In addition, the Board is failing to comply with crucial representations it made to the EPA in its application for a $200,000 grant to clean up the pollution at the site.
The EPA grant award explicitly states under its Project Title and Description: “The town intends to cleanup the site and redevelop it into a park and year-round farmers market.”
In addition to pointing out the Select Board’s egregious misrepresentations and reneging on this commitment, I am writing to put forth the premise that the Town and community of Camden would be better served by finding a different location for Work Force housing than the proposed former Apollo Tannery.
This site is an extensively contaminated former industrial site that is subject to frequent seasonal flooding and has problematic automobile and pedestrian traffic access.

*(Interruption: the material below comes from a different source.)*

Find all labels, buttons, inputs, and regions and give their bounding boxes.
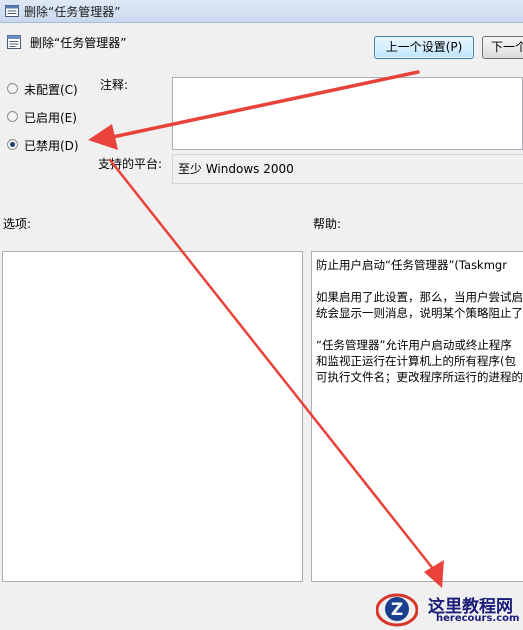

The extent of environmental remediation required to make this site habitable will cost somewhere in the range of $800,000 additional expenditure of funds, based on the estimates of the Town’s environmental consultants, Silar.
Who is going to pay for this remediation is by no means clear, as the proposal by Northland addresses less than a small fraction of this cost. In addition, the site is located in a flood plain. Erosion control of this site is problematic, as was demonstrated this past Spring when substantial portions of the property were washed away by flooding.
There are other drawbacks associated with this site including limited road access in an area with high pedestrian traffic adjacent to the town’s secondary school.
Northland is proposing at best a marginal domicile for persons who are working hard to earn a respectable working wage. They propose to provide one-, two- and three-bedroom units allowing up to two persons per bedroom on two and a half floors. This equates to 48 housing units domiciling up to 164 persons on a 20,000 square foot footprint.
In the proposed footprint this would allow less than 200 square feet of total living space per person barely above the minimum standards for occupancy and certainly below the standards that should be provided for working families. Northland has stated they do not intend to provide an onsite property manager. With 164 residents!
Is this the best we can do: put hard working people in 200 square feet of space on a periodically flooded, contaminated, former industrial site?
Finally, this is not a favorable financial proposition for the Town of Camden, as the developers are relying on tax incentive financing which reverts 75% of the taxes paid on this property back to the developers for up to 30
The cost of this development will largely be borne by the tax paying citizens of Camden, as it is the tax rebate which the developers will use to finance the project.
According to the Town’s own tax assessment, the same amount of revenue would be generated by Friends/Habitat proposal ($9,827) as would be generated by the Northland proposal ($9,216). There is no compelling economic argument for locating the Northland proposal on this site.
On Tuesday, March 23, the Select Board will meet to discuss next steps.
The people of Camden need to speak up louder for the interests of the community, including not only the new Work Force residents it hopes to attract but also for the residents of the Tannery district who want to continue to make this area of Camden their home.